Auch in dieser Folge geht es weiter um Vorträge zu SCADA-Systemen und Industriesteuerungen auf den Sicherheitskonferenzen "Black Hat" und "Hack in the Box". Nach den Konferenzen in den Jahren 2010/2011, 2011, 2012, im März, April und dem ersten Vortrag aus dem August 2013 geht es weiter um Vorträge aus dem Jahr 2013.

In der vorigen Folge habe ich schon mit der Beschreibung der von Lucas Apa und Carlos Mario Penagos auf der Black Hat USA 2013 vorgestellten Probleme mit der drahtlosen Kommunikation der Industriesteuerungen begonnen. Und damit geht es jetzt auch weiter:

August 2013 - Black Hat USA

Der Vortrag von Lucas Apa und Carlos Mario Penagos von IOActive, auf dem die folgenden Informationen beruhen, hatte den Titel "Compromising Industrial Facilities From 40 Miles Away".

Die Anforderungen an drahtlose Sensorennetzwerke (Wireless Sensor Networks, WSN) sowie die dafür verwendeten Schlüssel und die Schlüsselverteilung wurden bereits in der vorigen Folge beschrieben. Eine der wichtigsten Anforderungen für die Schlüsselverteilung für Industriesteuerungen ergibt sich aus der Gefahr, dass einzelne Knoten kompromittiert werden könnten: Dabei ausgespähte Credentials dürfen keine Informationen über andere Verbindungen innerhalb des Sensorennetzwerks preisgeben.
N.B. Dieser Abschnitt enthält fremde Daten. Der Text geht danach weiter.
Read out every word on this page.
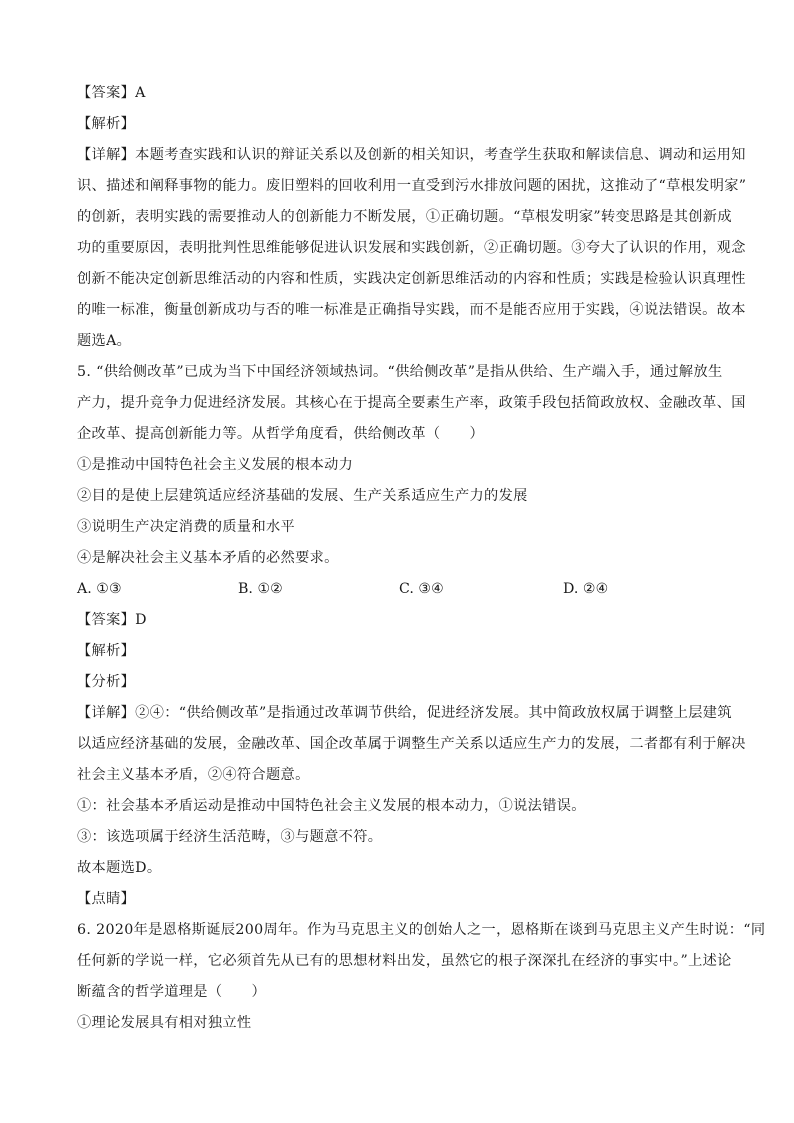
【答案】A
【解析】
【详解】本题考查实践和认识的辩证关系以及创新的相关知识，考查学生获取和解读信息、调动和运用知
识、描述和阐释事物的能力。废旧塑料的回收利用一直受到污水排放问题的困扰，这推动了“草根发明家”
的创新，表明实践的需要推动人的创新能力不断发展，①正确切题。“草根发明家”转变思路是其创新成
功的重要原因，表明批判性思维能够促进认识发展和实践创新，②正确切题。③夸大了认识的作用，观念
创新不能决定创新思维活动的内容和性质，实践决定创新思维活动的内容和性质；实践是检验认识真理性
的唯一标准，衡量创新成功与否的唯一标准是正确指导实践，而不是能否应用于实践，④说法错误。故本
题选A。
5. “供给侧改革”已成为当下中国经济领域热词。“供给侧改革”是指从供给、生产端入手，通过解放生
产力，提升竞争力促进经济发展。其核心在于提高全要素生产率，政策手段包括简政放权、金融改革、国
企改革、提高创新能力等。从哲学角度看，供给侧改革（　　）
①是推动中国特色社会主义发展的根本动力
②目的是使上层建筑适应经济基础的发展、生产关系适应生产力的发展
③说明生产决定消费的质量和水平
④是解决社会主义基本矛盾的必然要求。
A. ①③	B. ①②	C. ③④	D. ②④
【答案】D
【解析】
【分析】
【详解】②④：“供给侧改革”是指通过改革调节供给，促进经济发展。其中简政放权属于调整上层建筑
以适应经济基础的发展，金融改革、国企改革属于调整生产关系以适应生产力的发展，二者都有利于解决
社会主义基本矛盾，②④符合题意。
①：社会基本矛盾运动是推动中国特色社会主义发展的根本动力，①说法错误。
③：该选项属于经济生活范畴，③与题意不符。
故本题选D。
【点睛】
6. 2020年是恩格斯诞辰200周年。作为马克思主义的创始人之一，恩格斯在谈到马克思主义产生时说：“同
任何新的学说一样，它必须首先从已有的思想材料出发，虽然它的根子深深扎在经济的事实中。”上述论
断蕴含的哲学道理是（　　）
①理论发展具有相对独立性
Aber das ist jetzt erst mal nur eine Feststellung, auf die ich später noch zurück kommen. Denn jetzt gibt es erst mal einen kleinen Ausflug, der sich später aber noch als wichtig herausstellen wird.
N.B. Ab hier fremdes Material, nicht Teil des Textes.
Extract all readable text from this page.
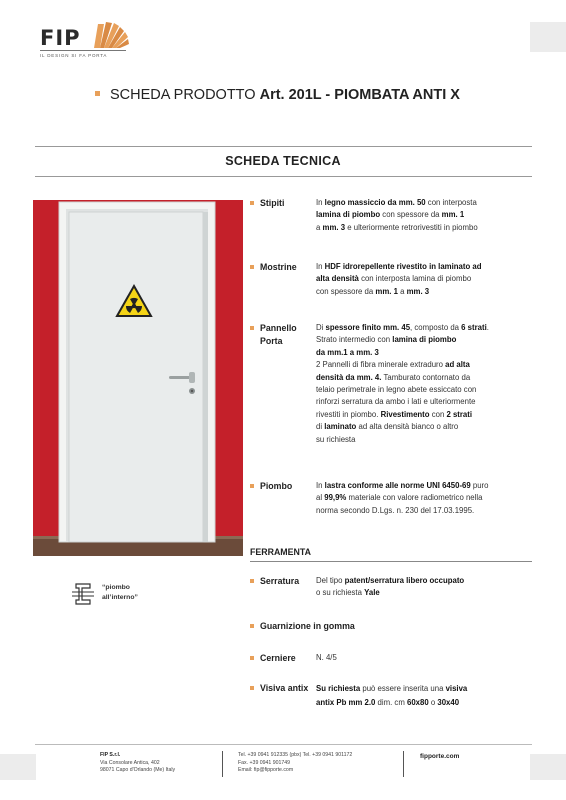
FIP
IL DESIGN SI FA PORTA
SCHEDA PRODOTTO Art. 201L - PIOMBATA ANTI X
SCHEDA TECNICA
“piombo
all’interno”
Stipiti	In legno massiccio da mm. 50 con interposta
lamina di piombo con spessore da mm. 1
a mm. 3 e ulteriormente retrorivestiti in piombo
Mostrine	In HDF idrorepellente rivestito in laminato ad
alta densità con interposta lamina di piombo
con spessore da mm. 1 a mm. 3
Pannello Porta
Di spessore finito mm. 45, composto da 6 strati.
Strato intermedio con lamina di piombo
da mm.1 a mm. 3
2 Pannelli di fibra minerale extraduro ad alta
densità da mm. 4. Tamburato contornato da
telaio perimetrale in legno abete essiccato con
rinforzi serratura da ambo i lati e ulteriormente
rivestiti in piombo. Rivestimento con 2 strati
di laminato ad alta densità bianco o altro
su richiesta
Piombo	In lastra conforme alle norme UNI 6450-69 puro
al 99,9% materiale con valore radiometrico nella
norma secondo D.Lgs. n. 230 del 17.03.1995.
FERRAMENTA
Serratura	Del tipo patent/serratura libero occupato
o su richiesta Yale
Guarnizione in gomma
Cerniere	N. 4/5
Visiva antix Su richiesta può essere inserita una visiva
antix Pb mm 2.0 dim. cm 60x80 o 30x40
FIP S.r.l.
Via Consolare Antica, 402
98071 Capo d'Orlando (Me) Italy
Tel. +39 0941 912335 (pbx) Tel. +39 0941 901172
Fax. +39 0941 901749
Email: fip@fipporte.com
fipporte.com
Funk-Module mit eigener Verschlüsselung

Die Hersteller der Sensoren und sonstigen Industriesteuerungskomponenten verwenden fertige Funkmodule anderer Hersteller. Die bieten die Möglichkeit, die Kommunikation unabhängig vom restlichen System eigenständig zu verschlüsseln. Der dafür benötigte Schlüssel kann bereits im Modul enthalten sein, es kann aber auch ohne konfigurierten Schlüssel ausgeliefert werden. Und der Gerätehersteller sowie der Benutzer können den Schlüssel auch noch konfigurieren (oder auch nicht). Betrachten wir die verschiedenen Stationen auf dem Weg des Funk-Moduls von seinem Hersteller zum Benutzer. Los geht es natürlich beim Hersteller des Funk-Moduls, der zwei Möglichkeiten für die Konfiguration des Schlüssels hat:

  1. Er kann einen als Schlüssel dienenden Hersteller-spezifischen Wert, die Vendor Identification (VID) Number, in der Firmware speichern. Jedes Funk-Modul mit so einer VID-Number kann nur mit Modulen vom gleichen Hersteller kommunizieren, deren VID-Number ihm ja bekannt ist. Der Nachteil dieser Lösung: Wer so ein Funk-Modul besitzt, kennt die VID-Number und kann mit allen anderen Modulen dieses Herstellers kommunizieren.
  2. Genau so gut kann der Hersteller des Funk-Moduls auch auf die Konfiguration eines Schlüssels verzichten. Denn die sichere Konfiguration des fertigen Geräts ist ja schließlich die Aufgabe dessen Benutzers (oder des Geräteherstellers).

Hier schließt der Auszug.